DocumentationAPI Reference📓 Tutorials🧑‍🍳 Cookbook🤝 Integrations💜 Discord🎨 Studio
Documentation

Generative Pseudo Labelling

Adapt your dense Retriever to a new domain without human annotation. We added a new Node called PseudoLabelGenerator and enhanced the train() method to make it possible to use GPL in Haystack. This guide explains how to do it in more detail.

Dense retrieval methods require a large amount of training data to work well and are sensitive to domain shifts. Generative Pseudo Labelling (GPL) is a technique that can make dense retrievers more effective in a new domain, without needing human annotators. It uses an ensemble of trained models to generate labeled data that are then used to perform domain adaptation on the dense retriever.

The default question generation and cross-encoder models were trained on the English language corpus. However, you can also use language-specific question generation and cross-encoder models to apply GPL to documents in languages other than English.

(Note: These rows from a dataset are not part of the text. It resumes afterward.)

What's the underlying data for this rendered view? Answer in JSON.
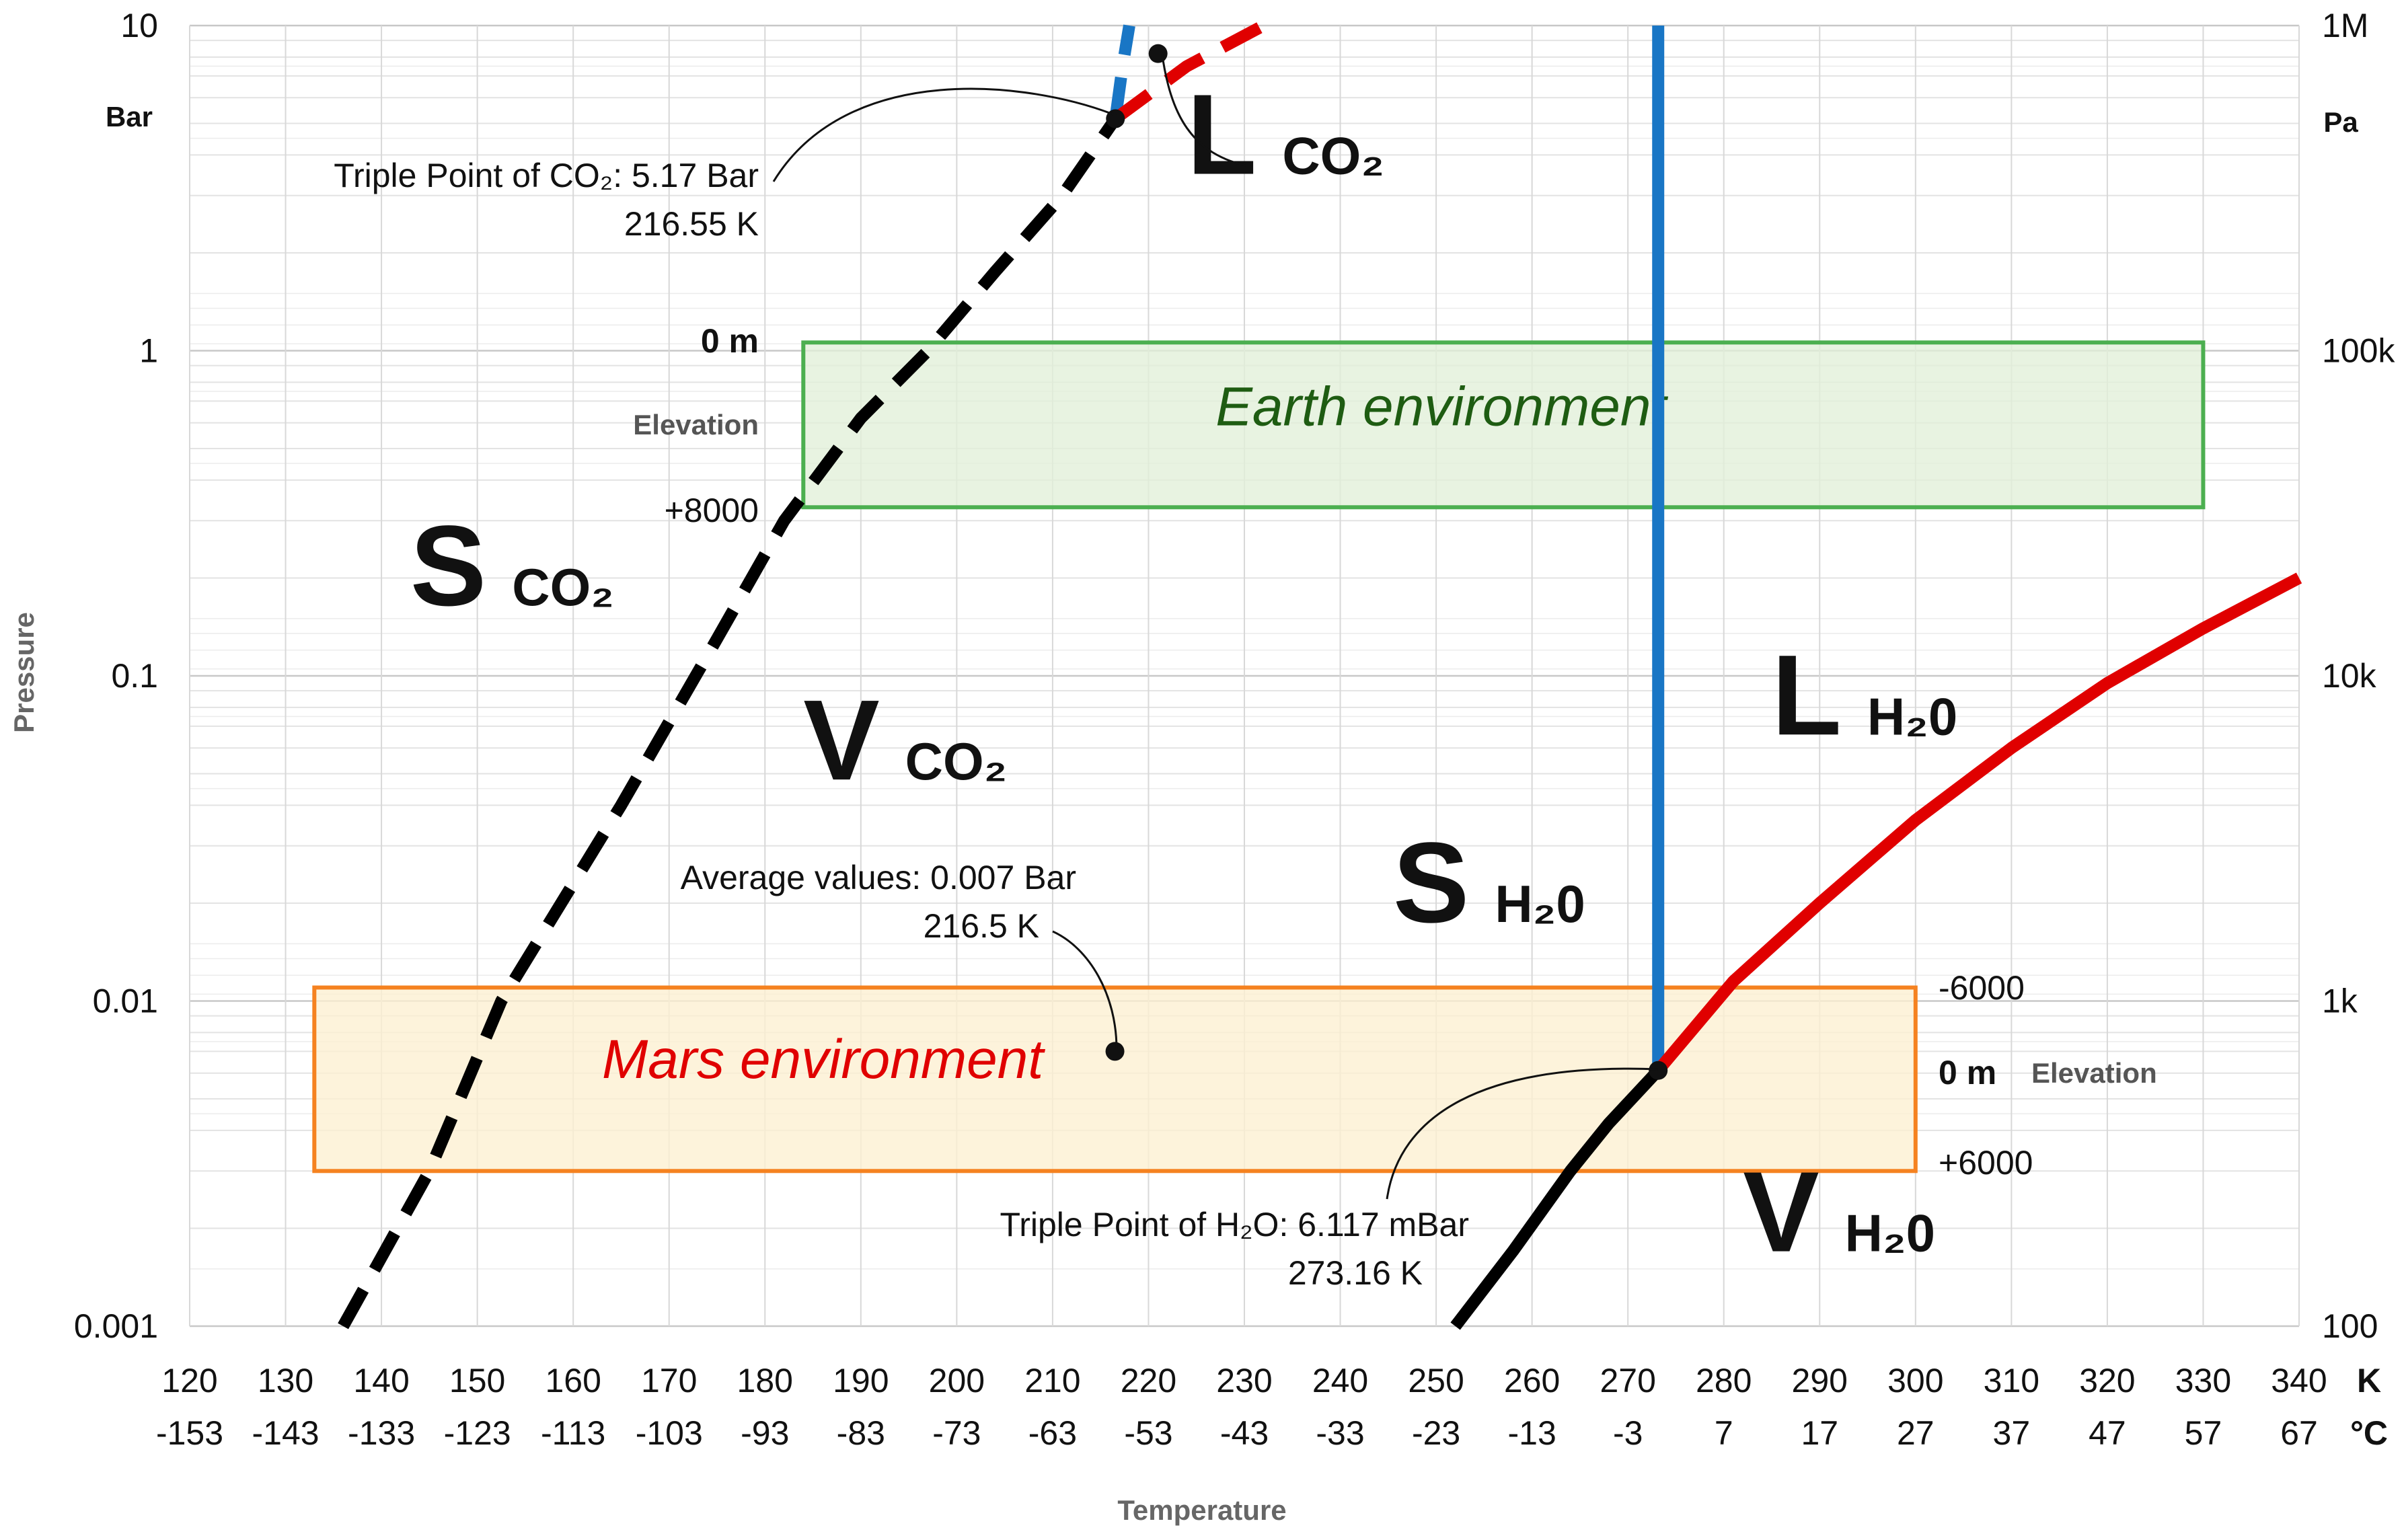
{
  "chart_data": {
    "type": "line",
    "title": "",
    "xlabel": "Temperature",
    "ylabel": "Pressure",
    "x_unit_primary": "K",
    "x_unit_secondary": "°C",
    "y_unit_left": "Bar",
    "y_unit_right": "Pa",
    "xlim": [
      120,
      340
    ],
    "ylim": [
      0.001,
      10
    ],
    "yscale": "log",
    "grid": true,
    "x_ticks_k": [
      "120",
      "130",
      "140",
      "150",
      "160",
      "170",
      "180",
      "190",
      "200",
      "210",
      "220",
      "230",
      "240",
      "250",
      "260",
      "270",
      "280",
      "290",
      "300",
      "310",
      "320",
      "330",
      "340"
    ],
    "x_ticks_c": [
      "-153",
      "-143",
      "-133",
      "-123",
      "-113",
      "-103",
      "-93",
      "-83",
      "-73",
      "-63",
      "-53",
      "-43",
      "-33",
      "-23",
      "-13",
      "-3",
      "7",
      "17",
      "27",
      "37",
      "47",
      "57",
      "67"
    ],
    "y_ticks_left": [
      {
        "value": 10,
        "label": "10"
      },
      {
        "value": 1,
        "label": "1"
      },
      {
        "value": 0.1,
        "label": "0.1"
      },
      {
        "value": 0.01,
        "label": "0.01"
      },
      {
        "value": 0.001,
        "label": "0.001"
      }
    ],
    "y_ticks_right": [
      {
        "value": 10,
        "label": "1M"
      },
      {
        "value": 1,
        "label": "100k"
      },
      {
        "value": 0.1,
        "label": "10k"
      },
      {
        "value": 0.01,
        "label": "1k"
      },
      {
        "value": 0.001,
        "label": "100"
      }
    ],
    "series": [
      {
        "name": "CO2 sublimation curve (solid-vapor)",
        "color": "#000000",
        "style": "dashed",
        "points": [
          [
            136,
            0.001
          ],
          [
            145,
            0.003
          ],
          [
            152.5,
            0.01
          ],
          [
            165,
            0.04
          ],
          [
            175,
            0.13
          ],
          [
            182,
            0.3
          ],
          [
            190,
            0.62
          ],
          [
            197,
            1.0
          ],
          [
            204,
            1.75
          ],
          [
            211,
            3.0
          ],
          [
            216.55,
            5.17
          ]
        ]
      },
      {
        "name": "CO2 melting curve (solid-liquid)",
        "color": "#1976C5",
        "style": "dashed",
        "points": [
          [
            216.55,
            5.17
          ],
          [
            217.3,
            7.5
          ],
          [
            218,
            10
          ]
        ]
      },
      {
        "name": "CO2 vaporization curve (liquid-vapor)",
        "color": "#E00000",
        "style": "dashed",
        "points": [
          [
            216.55,
            5.17
          ],
          [
            224,
            7.5
          ],
          [
            232,
            10
          ]
        ]
      },
      {
        "name": "H2O melting curve (solid-liquid)",
        "color": "#1976C5",
        "style": "solid",
        "points": [
          [
            273.16,
            0.006117
          ],
          [
            273.16,
            10
          ]
        ]
      },
      {
        "name": "H2O vaporization curve (liquid-vapor)",
        "color": "#E00000",
        "style": "solid",
        "points": [
          [
            273.16,
            0.006117
          ],
          [
            281,
            0.0115
          ],
          [
            290,
            0.02
          ],
          [
            300,
            0.036
          ],
          [
            310,
            0.06
          ],
          [
            320,
            0.095
          ],
          [
            330,
            0.14
          ],
          [
            340,
            0.2
          ]
        ]
      },
      {
        "name": "H2O sublimation curve (solid-vapor)",
        "color": "#000000",
        "style": "solid",
        "points": [
          [
            252,
            0.001
          ],
          [
            258,
            0.0017
          ],
          [
            264,
            0.003
          ],
          [
            268,
            0.0042
          ],
          [
            273.16,
            0.006117
          ]
        ]
      }
    ],
    "points": [
      {
        "name": "Triple Point of CO2",
        "x": 216.55,
        "y": 5.17
      },
      {
        "name": "CO2 liquid label pointer",
        "x": 221,
        "y": 8.2
      },
      {
        "name": "Mars average",
        "x": 216.5,
        "y": 0.007
      },
      {
        "name": "Triple Point of H2O",
        "x": 273.16,
        "y": 0.006117
      }
    ],
    "regions": [
      {
        "name": "Earth environment",
        "label": "Earth environment",
        "x": [
          184,
          330
        ],
        "y": [
          0.33,
          1.06
        ],
        "fill": "#E2F0D9",
        "stroke": "#4CAF50",
        "text_color": "#1E5C12",
        "text_x": 227,
        "text_y": 0.59
      },
      {
        "name": "Mars environment",
        "label": "Mars environment",
        "x": [
          133,
          300
        ],
        "y": [
          0.003,
          0.011
        ],
        "fill": "#FDEFD1",
        "stroke": "#F58220",
        "text_color": "#E00000",
        "text_x": 163,
        "text_y": 0.0058
      }
    ],
    "annotations": {
      "co2_triple_line1": "Triple Point of CO₂: 5.17 Bar",
      "co2_triple_line2": "216.55 K",
      "mars_avg_line1": "Average values: 0.007 Bar",
      "mars_avg_line2": "216.5 K",
      "h2o_triple_line1": "Triple Point of H₂O: 6.117 mBar",
      "h2o_triple_line2": "273.16 K",
      "earth_elev_top": "0 m",
      "earth_elev_word": "Elevation",
      "earth_elev_bottom": "+8000",
      "mars_elev_top": "-6000",
      "mars_elev_mid": "0 m",
      "mars_elev_word": "Elevation",
      "mars_elev_bottom": "+6000"
    },
    "phase_labels": [
      {
        "name": "L-CO2",
        "big": "L",
        "sub": "CO₂",
        "x": 224,
        "y": 3.5
      },
      {
        "name": "S-CO2",
        "big": "S",
        "sub": "CO₂",
        "x": 143,
        "y": 0.165
      },
      {
        "name": "V-CO2",
        "big": "V",
        "sub": "CO₂",
        "x": 184,
        "y": 0.048
      },
      {
        "name": "L-H2O",
        "big": "L",
        "sub": "H₂0",
        "x": 285,
        "y": 0.066
      },
      {
        "name": "S-H2O",
        "big": "S",
        "sub": "H₂0",
        "x": 245.5,
        "y": 0.0175
      },
      {
        "name": "V-H2O",
        "big": "V",
        "sub": "H₂0",
        "x": 282,
        "y": 0.0017
      }
    ]
  }
}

If you want to find out more, here's the original GPL paper.

How It Works in General

Here's what happens if you want to use GPL to adapt a dense Retriever to a new domain:

  1. A pretrained query-generation model generates questions for your Documents. The original model used for that was the T5 encoder-decoder model, which is similar to the Haystack QuestionGenerator.
  2. A retrieval system uses the generated queries to retrieve negative passages. Negative passages are Documents that are not relevant to the query.
  3. The dense retriever is trained using the generated queries, the source document, and the negative passages. It is trained to give high relevancy scores to the source Document but low relevancy scores to a negative passage. This should improve the effectiveness of the dense Retriever in the new domain.

How It Works in Haystack

We added a new node called PseudoLabelGenerator and enhanced the train() method for EmbeddingRetriever so that you can take advantage of GPL in Haystack. Here are the steps for performing domain adaptation with GPL in Haystack:

  1. Initialize PseudoLabelGenerator with a QuestionGenerator and a Retriever. In this example, we're going to input Documents from the DocumentStore, that's why we're also importing and defining a DocumentStore.
from haystack.nodes.retriever import EmbeddingRetriever
from haystack.document_stores import InMemoryDocumentStore
from haystack.nodes.question_generator.question_generator import QuestionGenerator
from haystack.nodes.label_generator.pseudo_label_generator import PseudoLabelGenerator
  1. Initialize any DocumentStore and fill it in with documents from your domain. You don't need any labels:
document_store = InMemoryDocumentStore()
document_store.write_documents(...)
  1. Turn your Documents into embeddings:
retriever = EmbeddingRetriever(document_store=document_store, 
                               embedding_model="sentence-transformers/msmarco-distilbert-base-tas-b", 
                               model_format="sentence_transformers",
                               max_seq_len=200)
document_store.update_embeddings(retriever)
  1. Use PseudoLabelGenerator to automatically generate labels and train the Retriever on them:
qg = QuestionGenerator(model_name_or_path="doc2query/msmarco-t5-base-v1", max_length=64, split_length=200, batch_size=12)
psg = PseudoLabelGenerator(qg, retriever)
output, _ = psg.run(documents=document_store.get_all_documents()) 
retriever.train(output["gpl_labels"])

And that's it! You now have a domain-adapted Retriever.